Drawing Russian rebuke, NATO members and partners on Monday launched what is being called the largest war game in decades—a 10-day exercise involving 31,000 troops and thousands of vehicles from 24 countries, none more committed than the United States.
The exercise, dubbed “Anakonda-16,” is taking place in Poland ahead of next month’s NATO summit in Warsaw that will likely approve more troops to be stationed in eastern Europe. The United States is providing around 14,000 troops for the exercise, more than any other participating nation.
According to Stars and Stripes:
A separate international naval exercise, Baltops-16, also involving NATO forces, began Monday in Finland, which is not a member of the global alliance.
The activity comes, as journalist Lucian Kim noted in an analysis published by Reuters, “just weeks after the United States inaugurated the first of two controversial missile-defense installations in Eastern Europe.

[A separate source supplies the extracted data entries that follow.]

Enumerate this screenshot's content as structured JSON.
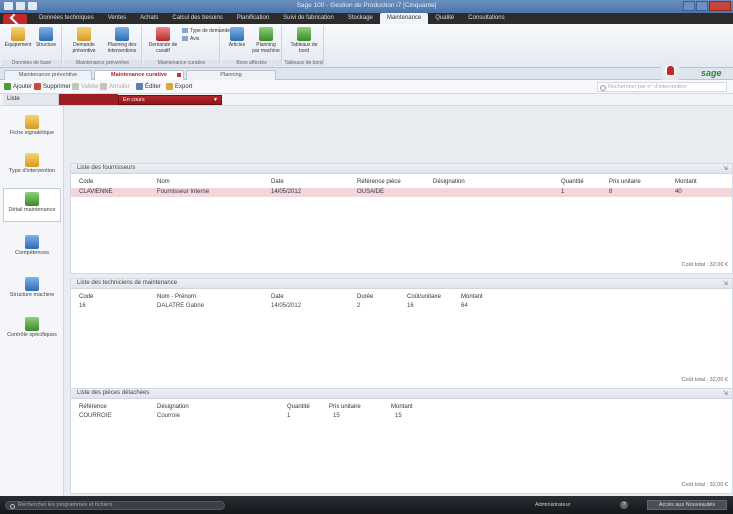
{
  "titlebar": {
    "title": "Sage 100 - Gestion de Production i7 [Cinquante]"
  },
  "ribbon_tabs": [
    "Données techniques",
    "Ventes",
    "Achats",
    "Calcul des besoins",
    "Planification",
    "Suivi de fabrication",
    "Stockage",
    "Maintenance",
    "Qualité",
    "Consultations"
  ],
  "ribbon_active_tab": "Maintenance",
  "ribbon": {
    "groups": [
      {
        "label": "Données de base",
        "buttons": [
          {
            "label": "Équipement",
            "icon": "equipment-icon"
          },
          {
            "label": "Structure",
            "icon": "structure-icon"
          }
        ]
      },
      {
        "label": "Maintenance préventive",
        "buttons": [
          {
            "label": "Demande préventive",
            "icon": "preventive-request-icon"
          },
          {
            "label": "Planning des interventions",
            "icon": "intervention-plan-icon"
          }
        ]
      },
      {
        "label": "Maintenance curative",
        "buttons": [
          {
            "label": "Demande de curatif",
            "icon": "curative-request-icon"
          }
        ],
        "small": [
          {
            "label": "Type de demande",
            "icon": "request-type-icon"
          },
          {
            "label": "Avis",
            "icon": "notice-icon"
          }
        ]
      },
      {
        "label": "Bons affectés",
        "buttons": [
          {
            "label": "Articles",
            "icon": "articles-icon"
          },
          {
            "label": "Planning par machine",
            "icon": "machine-plan-icon"
          }
        ]
      },
      {
        "label": "Tableaux de bord",
        "buttons": [
          {
            "label": "Tableaux de bord",
            "icon": "dashboard-icon"
          }
        ]
      }
    ]
  },
  "doc_tabs": [
    "Maintenance préventive",
    "Maintenance curative",
    "Planning"
  ],
  "doc_active_tab": "Maintenance curative",
  "toolbar": {
    "add": "Ajouter",
    "delete": "Supprimer",
    "validate": "Valider",
    "cancel": "Annuler",
    "print": "Éditer",
    "export": "Export",
    "search_placeholder": "Rechercher par n° d'intervention"
  },
  "filter": {
    "label": "Liste",
    "selected": "En cours"
  },
  "leftnav": [
    {
      "label": "Fiche signalétique",
      "icon": "id-card-icon",
      "color": "yel"
    },
    {
      "label": "Type d'intervention",
      "icon": "intervention-type-icon",
      "color": "yel"
    },
    {
      "label": "Détail maintenance",
      "icon": "maintenance-detail-icon",
      "color": "grn"
    },
    {
      "label": "Compétences",
      "icon": "skills-icon",
      "color": "blu"
    },
    {
      "label": "Structure machine",
      "icon": "machine-structure-icon",
      "color": "blu"
    },
    {
      "label": "Contrôle spécifiques",
      "icon": "checks-icon",
      "color": "grn"
    }
  ],
  "leftnav_active": 2,
  "sections": [
    {
      "title": "Liste des fournisseurs",
      "headers": [
        "Code",
        "Nom",
        "Date",
        "Référence pièce",
        "Désignation",
        "Quantité",
        "Prix unitaire",
        "Montant"
      ],
      "rows": [
        [
          "CLAVIENNE",
          "Fournisseur Interne",
          "14/05/2012",
          "OUSAIDE",
          "",
          "1",
          "8",
          "40"
        ]
      ],
      "total": "Coût total : 32,00 €"
    },
    {
      "title": "Liste des techniciens de maintenance",
      "headers": [
        "Code",
        "Nom - Prénom",
        "Date",
        "Durée",
        "Coût/unitaire",
        "Montant"
      ],
      "rows": [
        [
          "16",
          "DALATRE Gabrie",
          "14/05/2012",
          "2",
          "16",
          "64"
        ]
      ],
      "total": "Coût total : 32,00 €"
    },
    {
      "title": "Liste des pièces détachées",
      "headers": [
        "Référence",
        "Désignation",
        "Quantité",
        "Prix unitaire",
        "Montant"
      ],
      "rows": [
        [
          "COURROIE",
          "Courroie",
          "1",
          "15",
          "15"
        ]
      ],
      "total": "Coût total : 32,00 €"
    }
  ],
  "statusbar": {
    "search_placeholder": "Rechercher les programmes et fichiers",
    "user": "Administrateur",
    "help": "?",
    "button": "Accès aux Nouveautés"
  },
  "colors": {
    "accent": "#b0252b",
    "selected_row": "#f3d6da",
    "statusbar": "#1f2227"
  }
}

Next year, the Pentagon plans to quadruple military spending in Europe to $3.4 billion and begin rotating an armored brigade through Eastern Europe—in addition to extra NATO forces to be deployed to Poland and the Baltics.”
Indeed, in mid-May Moscow called the U.S.’s newly activated missile defense site in Romania a “direct threat” to security and part of “the start of a new arms race.” Earlier this year, it was revealed that the U.S. was ramping up the deployment of heavy weapons and armored vehicles to NATO member countries in Central and Eastern Europe.
And last month, work began on a separate missile interception base at Redzikowo, a village in northern Poland—”turning the country,” analyst Gilbert Doctorow wrote on Friday, “into a U.S. bastion and potential launch platform against Russia in possible violation of existing agreements governing intermediate-range nuclear weapons.”